Nel 2010, così come dalla fine dell’800′, continuiamo a credere che il sapere scientifico derivi dalla possibilità di osservare e studiare le risposte di un fenomeno in relazione alle stimolazioni presenti o meno in ambiente.

La ricerca così strutturata risente, secondo parte significativa dei ricercatori, di errori e di variabili intervenienti non controllabili o comunque difficilmente neutralizzabili. Se c’è una cosa che più delle altre risulta essere sotto gli occhi di tutti e che accomuna più o meno tutti i ricercatori, è che nessuna osservazione può esularsi dal suo osservatore. In altre parole, il fenomeno osservato non può risultare ininfluente da colui che effettua la rilevazione stessa. Ognuno di noi influenza ed è influenzato dalla realtà secondo un processo d’interazione che non può esser controllato statisticamente. Non solo. Spesso, gran parte dei dati sono riferibili al processo stesso d’interazione più che alla variabilità o al tipo di reazione del fenomeno. L’idea di poter osservare in maniera neutrale un oggetto da cui ricavare dei dati, arrogandosi il diritto di fornire “sapere scientifico” è pura utopia.

Inoltre, allargando il campo della mia riflessione, vorrei sottolineare anche quanto la pratica terapeutica risenta di tale impostazione. I fenomeni studiati in laboratorio possono portare risultati concreti anche al di fuori di esso, avvalendosi quindi della stessa replicabilità, indipendentemente dalla situazione? Qual’è il virtuosismo scientifico di cui vantarsi se tali osservazioni, viziate dall’osservatore, vivono di contesti perlopiù sperimentali? Quanto gran parte della pratica terapeutica odierna è viziata dalle cosiddette teorie forti, nate dall’osservazione artificiosa di laboratorio e riportate pari pari come guida alle manovre terapeutiche di certi approcci?

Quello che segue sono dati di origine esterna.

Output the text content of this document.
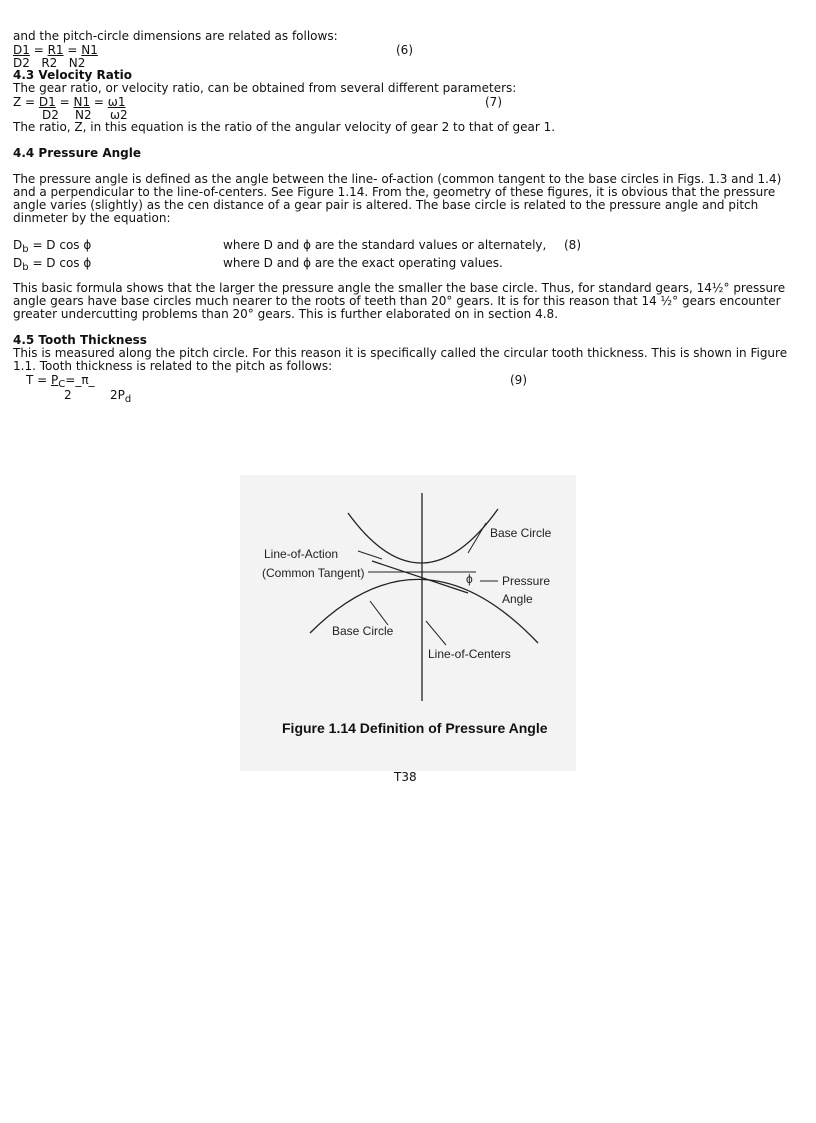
and the pitch-circle dimensions are related as follows:
D1 = R1 = N1	(6)
D2 R2 N2
4.3 Velocity Ratio
The gear ratio, or velocity ratio, can be obtained from several different parameters:
Z = D1 = N1 = ω1	(7)
D2 N2 ω2
The ratio, Z, in this equation is the ratio of the angular velocity of gear 2 to that of gear 1.
4.4 Pressure Angle
The pressure angle is defined as the angle between the line- of-action (common tangent to the base circles in Figs. 1.3 and 1.4) and a perpendicular to the line-of-centers. See Figure 1.14. From the, geometry of these figures, it is obvious that the pressure angle varies (slightly) as the cen distance of a gear pair is altered. The base circle is related to the pressure angle and pitch dinmeter by the equation:
$D_b = D$ cos ϕ	where D and ϕ are the standard values or alternately, (8)
$D_b = D$ cos ϕ	where D and ϕ are the exact operating values.
This basic formula shows that the larger the pressure angle the smaller the base circle. Thus, for standard gears, 14½° pressure angle gears have base circles much nearer to the roots of teeth than 20° gears. It is for this reason that 14 ½° gears encounter greater undercutting problems than 20° gears. This is further elaborated on in section 4.8.
4.5 Tooth Thickness
This is measured along the pitch circle. For this reason it is specifically called the circular tooth thickness. This is shown in Figure 1.1. Tooth thickness is related to the pitch as follows:
$T = P_C=\_\pi\_$	(9)
2	$2P_d$
Base Circle
Line-of-Action
(Common Tangent)	ϕ Pressure
Angle
Base Circle
Line-of-Centers
Figure 1.14 Definition of Pressure Angle
T38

Le stesse domande e le stesse riflessioni, fortunatamente, se le era già poste Kurt Lewin nella prima metà del XX secolo. Grazie a questo studioso è stato possibile cominciare a pensare che per studiare un fenomeno scientificamente non potevamo pretendere di conoscerlo a priori, quindi semplicemente osservandolo per poi cambiarlo, ma occorreva introdurvi un cambiamento per poterne studiare l’effettivo funzionamento. Da un processo di conoscere per cambiare, si cominciò a pensare di poter cambiare per conoscere. Un passaggio da una logica ipotetico-deduttiva ad una costitutivo-deduttiva.

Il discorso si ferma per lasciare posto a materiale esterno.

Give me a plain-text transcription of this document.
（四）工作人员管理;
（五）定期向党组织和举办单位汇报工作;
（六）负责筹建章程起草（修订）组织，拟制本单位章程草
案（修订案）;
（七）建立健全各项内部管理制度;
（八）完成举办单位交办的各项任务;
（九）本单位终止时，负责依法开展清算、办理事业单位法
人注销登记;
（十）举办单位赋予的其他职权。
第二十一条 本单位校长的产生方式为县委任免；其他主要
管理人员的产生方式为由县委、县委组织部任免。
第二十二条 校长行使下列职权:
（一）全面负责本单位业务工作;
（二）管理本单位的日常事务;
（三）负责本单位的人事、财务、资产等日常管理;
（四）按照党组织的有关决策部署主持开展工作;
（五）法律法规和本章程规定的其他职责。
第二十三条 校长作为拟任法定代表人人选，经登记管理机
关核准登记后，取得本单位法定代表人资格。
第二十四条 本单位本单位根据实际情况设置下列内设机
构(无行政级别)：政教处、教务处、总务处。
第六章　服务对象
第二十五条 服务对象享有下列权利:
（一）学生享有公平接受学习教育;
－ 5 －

Il processo dell’action-research promuove la conoscenza di un fenomeno a seguito del suo cambiamento, cioè il cambiamento di un fenomeno fornisce informazioni sul suo funzionamento. Il modo con cui la persona o il sistema o l’organizzazione risponderà al cambiamento introdotto ci svelerà il precedente funzionamento del fenomeno. Sono quindi le manovre stesse, le soluzioni stesse, che ci spiegano e ci validano o meno il fenomeno in esame e non le mie osservazioni conoscitive a priori. E questo vale anche per la pratica terapeutica. La metodologia del conoscere cambiando implica che una soluzione valida, ripetuta su un campione di soggetti aventi lo stesso problema, consenta di rilevare il funzionamento della problematica stessa e soprattutto ciò che la mantiene e la alimenta. Le conoscenze così acquisite in contesti sia clinici che sociali consentono di validare un protocollo di trattamento o di metterne a punto i relativi aggiustamenti, senza risentire di possibili minacce alla validità stessa di un qualcosa che, come precedentemente spiegato, si auto- convalida in virtù della sua stessa soluzione.

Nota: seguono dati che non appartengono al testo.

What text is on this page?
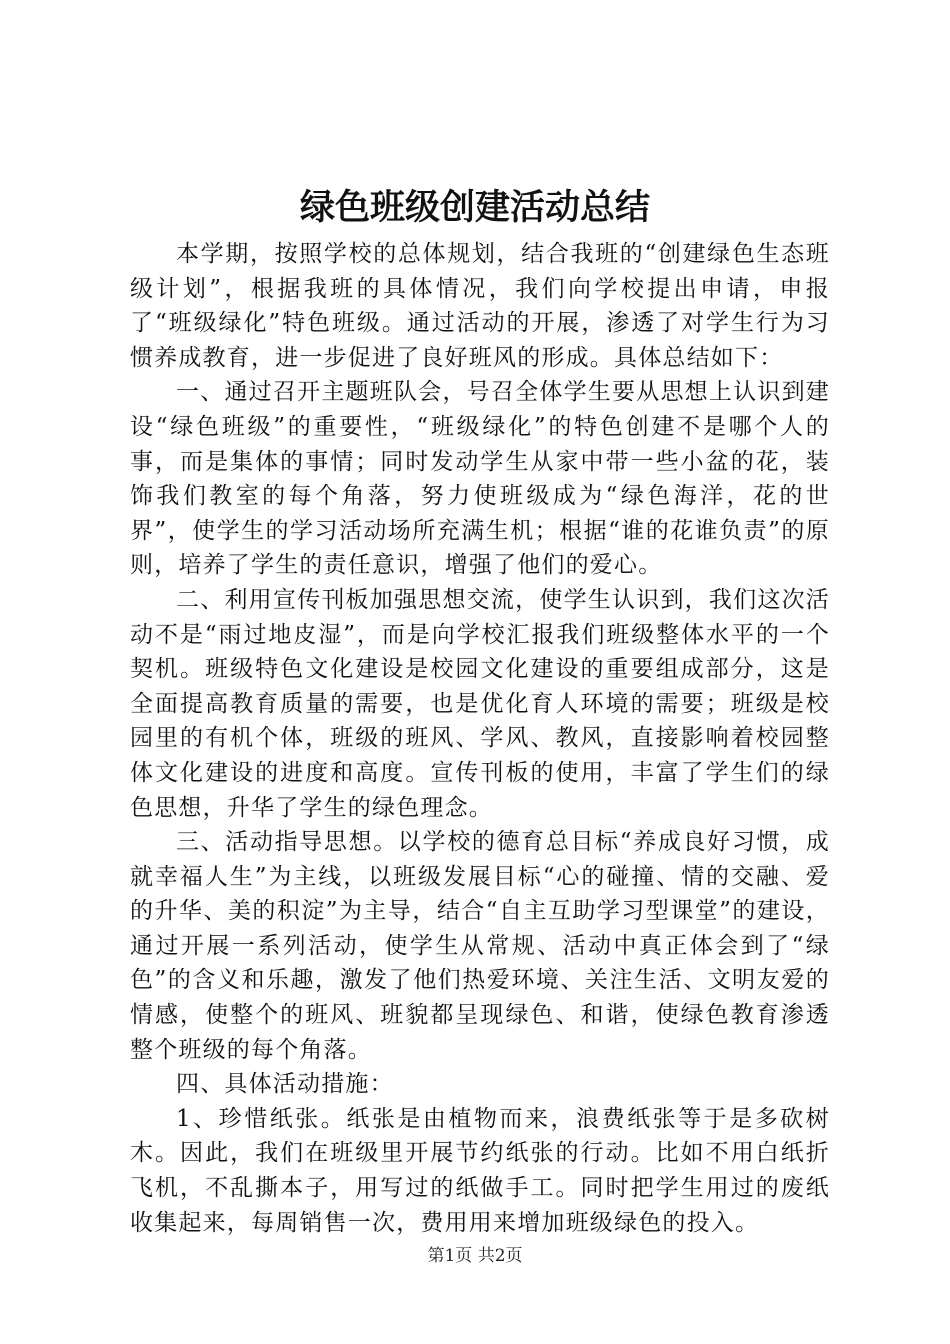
绿色班级创建活动总结

本学期，按照学校的总体规划，结合我班的“创建绿色生态班级计划”，根据我班的具体情况，我们向学校提出申请，申报了“班级绿化”特色班级。通过活动的开展，渗透了对学生行为习惯养成教育，进一步促进了良好班风的形成。具体总结如下：

一、通过召开主题班队会，号召全体学生要从思想上认识到建设“绿色班级”的重要性，“班级绿化”的特色创建不是哪个人的事，而是集体的事情；同时发动学生从家中带一些小盆的花，装饰我们教室的每个角落，努力使班级成为“绿色海洋，花的世界”，使学生的学习活动场所充满生机；根据“谁的花谁负责”的原则，培养了学生的责任意识，增强了他们的爱心。

二、利用宣传刊板加强思想交流，使学生认识到，我们这次活动不是“雨过地皮湿”，而是向学校汇报我们班级整体水平的一个契机。班级特色文化建设是校园文化建设的重要组成部分，这是全面提高教育质量的需要，也是优化育人环境的需要；班级是校园里的有机个体，班级的班风、学风、教风，直接影响着校园整体文化建设的进度和高度。宣传刊板的使用，丰富了学生们的绿色思想，升华了学生的绿色理念。

三、活动指导思想。以学校的德育总目标“养成良好习惯，成就幸福人生”为主线，以班级发展目标“心的碰撞、情的交融、爱的升华、美的积淀”为主导，结合“自主互助学习型课堂”的建设，通过开展一系列活动，使学生从常规、活动中真正体会到了“绿色”的含义和乐趣，激发了他们热爱环境、关注生活、文明友爱的情感，使整个的班风、班貌都呈现绿色、和谐，使绿色教育渗透整个班级的每个角落。

四、具体活动措施：

1、珍惜纸张。纸张是由植物而来，浪费纸张等于是多砍树木。因此，我们在班级里开展节约纸张的行动。比如不用白纸折飞机，不乱撕本子，用写过的纸做手工。同时把学生用过的废纸收集起来，每周销售一次，费用用来增加班级绿色的投入。

第1页 共2页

Continuare a voler ricondurre le proprie scoperte e le proprie manovre terapeutiche all’interno della propria teoria guida, significa rischiare di ingabbiarsi all’interno di un unico punto di vista, che può esser viziato da fenomeni non controllabili scientificamente. Arrogarsi il diritto di promuovere conoscenza scientifica, validando come scientifici dei dati prodotti da ricerche di laboratorio, che non hanno tenuto conto dell’influenza dell’osservatore sul fenomeno osservato e che non manifestano criteri di replicabilità in contesti sociali o di vita reale, esprime una forzatura ed un riduttivismo scientifico notevole. Con le parole di Hegel: “Se i fatti non coincidono con la teoria, tanto peggio per i fatti”.